When Generals Fall: The Price of Corruption on the Frontlines, by Babafemi Ojudu – THISAGE

In less than six months, Nigeria has lost two generals on the battlefield, cut off from operations against what should, by all conventional calculations, be a ragtag rebel force. Along with them, several colonels, officers and countless other ranks paid the ultimate price.

These are not just victims of war. They are symptoms of a deeper and more worrying reality.

Too often these deaths occur in ambushes, situations that suggest not just tactical misfortune, but systemic failure. In some cases, there are whispers of betrayal from within. In others, of equipment that fails at the critical moment: vehicles that break down under fire, communications systems that fall silent, weapons that malfunction when they are needed most.

When a nation’s generals fall so often, the question must be asked: what exactly is happening?

The answer, however inconvenient, can be summed up in one word: corruption.

I speak not from conjecture, but from experience. As a member of the Senate Defense Committee between 2011 and 2015, I visited the frontlines of the Boko Haram war. What I saw there left an indelible mark on my understanding of the challenges our military faces, not just from the enemy, but from within. Nothing suggests that this trend has changed.

I saw armored tanks that weren’t really armored: machines that seemed unprotected. Body armor that doesn’t test any bullets. I have seen soldiers go into battle in bath slippers, not out of indiscipline, but out of sheer negligence. I met troops surviving on a daily ration of noodles: men who expected to fight a brutal insurgency on an empty stomach.

I have met soldiers who were not removed from combat zones for two or three years. Fatigue had set in. Morale was low. They were men worn down not only by the enemy, but by a system that seemed indifferent to their humanity.

Many did not know when their benefits would be paid. Their families waited at home in uncertainty, while they faced bullets and bombs with silent resignation. When they fall in battle it’s a different story for those they leave behind. Under such conditions, how do you sustain morale? How do you build the fighting spirit needed to face a determined opponent?

Then there is the question of leadership and structure.

In a professional army, promotions should be based on merit, courage and competence.

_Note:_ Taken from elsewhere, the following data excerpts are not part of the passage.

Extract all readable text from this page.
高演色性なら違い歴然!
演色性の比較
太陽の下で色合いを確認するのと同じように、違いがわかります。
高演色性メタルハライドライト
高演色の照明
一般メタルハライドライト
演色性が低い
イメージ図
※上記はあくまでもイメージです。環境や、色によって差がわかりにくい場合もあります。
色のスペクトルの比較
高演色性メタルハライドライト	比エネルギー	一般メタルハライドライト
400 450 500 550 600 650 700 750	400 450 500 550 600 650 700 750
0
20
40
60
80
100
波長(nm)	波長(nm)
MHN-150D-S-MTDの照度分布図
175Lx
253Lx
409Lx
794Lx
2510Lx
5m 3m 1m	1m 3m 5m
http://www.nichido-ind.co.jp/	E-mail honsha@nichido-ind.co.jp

But where ethnicity and religion begin to influence progress, the foundations of professionalism weaken. When loyalty is redirected by the institution toward narrow identities, cohesion suffers.

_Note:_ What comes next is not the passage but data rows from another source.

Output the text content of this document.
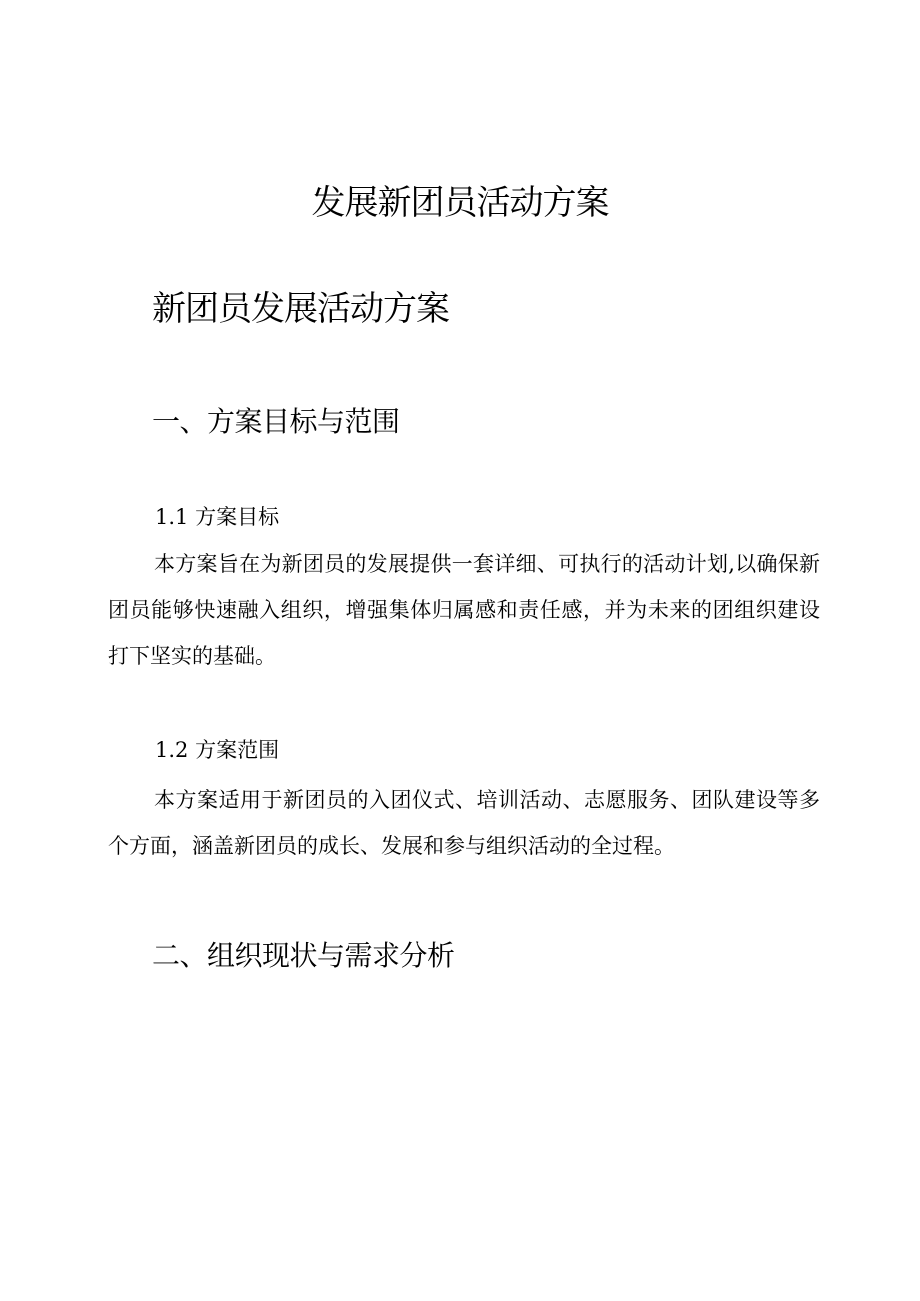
发展新团员活动方案
新团员发展活动方案
一、方案目标与范围
1.1 方案目标

本方案旨在为新团员的发展提供一套详细、可执行的活动计划,以确保新团员能够快速融入组织，增强集体归属感和责任感，并为未来的团组织建设打下坚实的基础。

1.2 方案范围

本方案适用于新团员的入团仪式、培训活动、志愿服务、团队建设等多个方面，涵盖新团员的成长、发展和参与组织活动的全过程。

二、组织现状与需求分析
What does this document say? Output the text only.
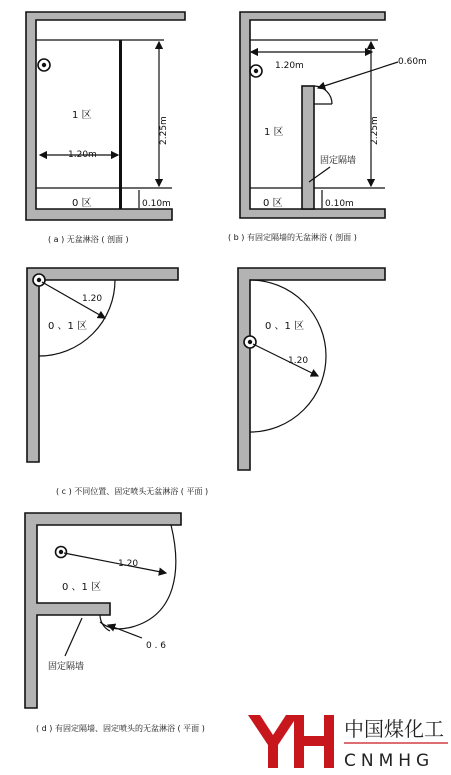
1 区
1.20m
2.25m
0 区	0.10m
( a ) 无盆淋浴 ( 剖面 )
1.20m	0.60m
1 区	2.25m
固定隔墙
0 区	0.10m
( b ) 有固定隔墙的无盆淋浴 ( 剖面 )
1.20
0 、1 区
1.20
0 、1 区
( c ) 不同位置、固定喷头无盆淋浴 ( 平面 )
1.20
0 、1 区
0 . 6
固定隔墙
( d ) 有固定隔墙、固定喷头的无盆淋浴 ( 平面 )	中国煤化工
CNMHG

At the top, troubling priorities persist. There are too many stories – too well known to ignore – of senior officers more invested in private ventures: shopping complexes, apartment complexes and hotels, than in the well-being and operational readiness of their troops. A military leadership distracted by personal accumulation cannot effectively lead men into battle.

The institutional framework doesn’t help much. A Ministry of Defense that allocates more resources to buildings, fences and administrative structures than to weapons, ammunition, intelligence and training sends a dangerous signal about what really matters. The Supervisory Committee itself was and still is a cesspool of corruption and squalor.

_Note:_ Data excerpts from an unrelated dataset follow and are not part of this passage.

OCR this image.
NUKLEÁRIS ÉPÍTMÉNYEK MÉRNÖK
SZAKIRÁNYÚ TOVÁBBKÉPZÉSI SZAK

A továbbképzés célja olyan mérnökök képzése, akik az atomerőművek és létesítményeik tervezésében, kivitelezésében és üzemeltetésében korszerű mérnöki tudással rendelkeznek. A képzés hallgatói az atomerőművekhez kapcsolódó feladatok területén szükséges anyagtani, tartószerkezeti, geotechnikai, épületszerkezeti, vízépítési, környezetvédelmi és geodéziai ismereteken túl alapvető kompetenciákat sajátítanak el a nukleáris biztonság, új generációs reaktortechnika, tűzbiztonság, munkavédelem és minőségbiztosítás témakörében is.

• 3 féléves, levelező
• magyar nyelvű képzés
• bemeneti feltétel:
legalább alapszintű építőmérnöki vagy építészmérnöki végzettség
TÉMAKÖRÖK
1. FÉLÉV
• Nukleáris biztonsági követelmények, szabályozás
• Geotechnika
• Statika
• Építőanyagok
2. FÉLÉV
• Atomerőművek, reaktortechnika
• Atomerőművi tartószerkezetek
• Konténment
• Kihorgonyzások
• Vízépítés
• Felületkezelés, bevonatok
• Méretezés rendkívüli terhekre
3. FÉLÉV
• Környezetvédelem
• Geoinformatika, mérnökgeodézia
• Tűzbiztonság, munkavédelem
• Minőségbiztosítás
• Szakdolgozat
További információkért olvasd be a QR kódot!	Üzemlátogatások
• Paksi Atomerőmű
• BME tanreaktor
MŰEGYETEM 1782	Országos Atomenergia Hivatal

What emerges from all this is a model, a system in which corruption is not an aberration, but a defining characteristic.

Corruption in this context is not just about the passing of money. These are compromised procurements that provide substandard equipment. These are logistics chains failing under pressure because funds have been diverted. These are information leaks that expose troops to ambushes. This is abandonment that leaves soldiers underfed, underpaid and overexposed.

In such a system, the insurgent gains an advantage without necessarily being stronger. He takes advantage of our weaknesses. Exploit our failures. He thrives on our dysfunction.

And so the generals fall.

Not only because the enemy is formidable, but because the system designed to support it is fragile.

The tragedy is that this isn’t just about the military. The same disease plagues our education system, where resources vanish as classrooms decay. It is present in the healthcare sector, where hospitals lack basic tools while budgets suggest otherwise. It runs through infrastructure, where projects are conceived with enthusiasm and abandoned with indifference.

Corruption has become the thread that binds our national challenges together.

But in the case of the military, the consequences are immediate and irreversible. A poorly managed class can be rebuilt. A poorly equipped hospital can be upgraded. But a soldier lost through negligence is gone forever. A general cut in his prime is a blow not only to his family, but to the institution and the nation he served.

We must, therefore, face this truth with clarity and urgency.

We cannot win the war against insurgency if we continue to lose the war against corruption. We cannot expect courage from our soldiers while denying them the tools, support and leadership they need. We cannot mourn fallen heroes in public while ignoring the conditions that led to their deaths.

The path ahead is neither mysterious nor easy. It requires accountability at every level: transparent procurement, merit-based promotions, adequate funding for training and equipment, and, above all, a leadership culture that places service above self.

Until then we will continue to count our losses.

And the most painful truth of all will remain this: many of these losses are avoidable.

“Corruption is the rebel within: silent, persistent and deadly.”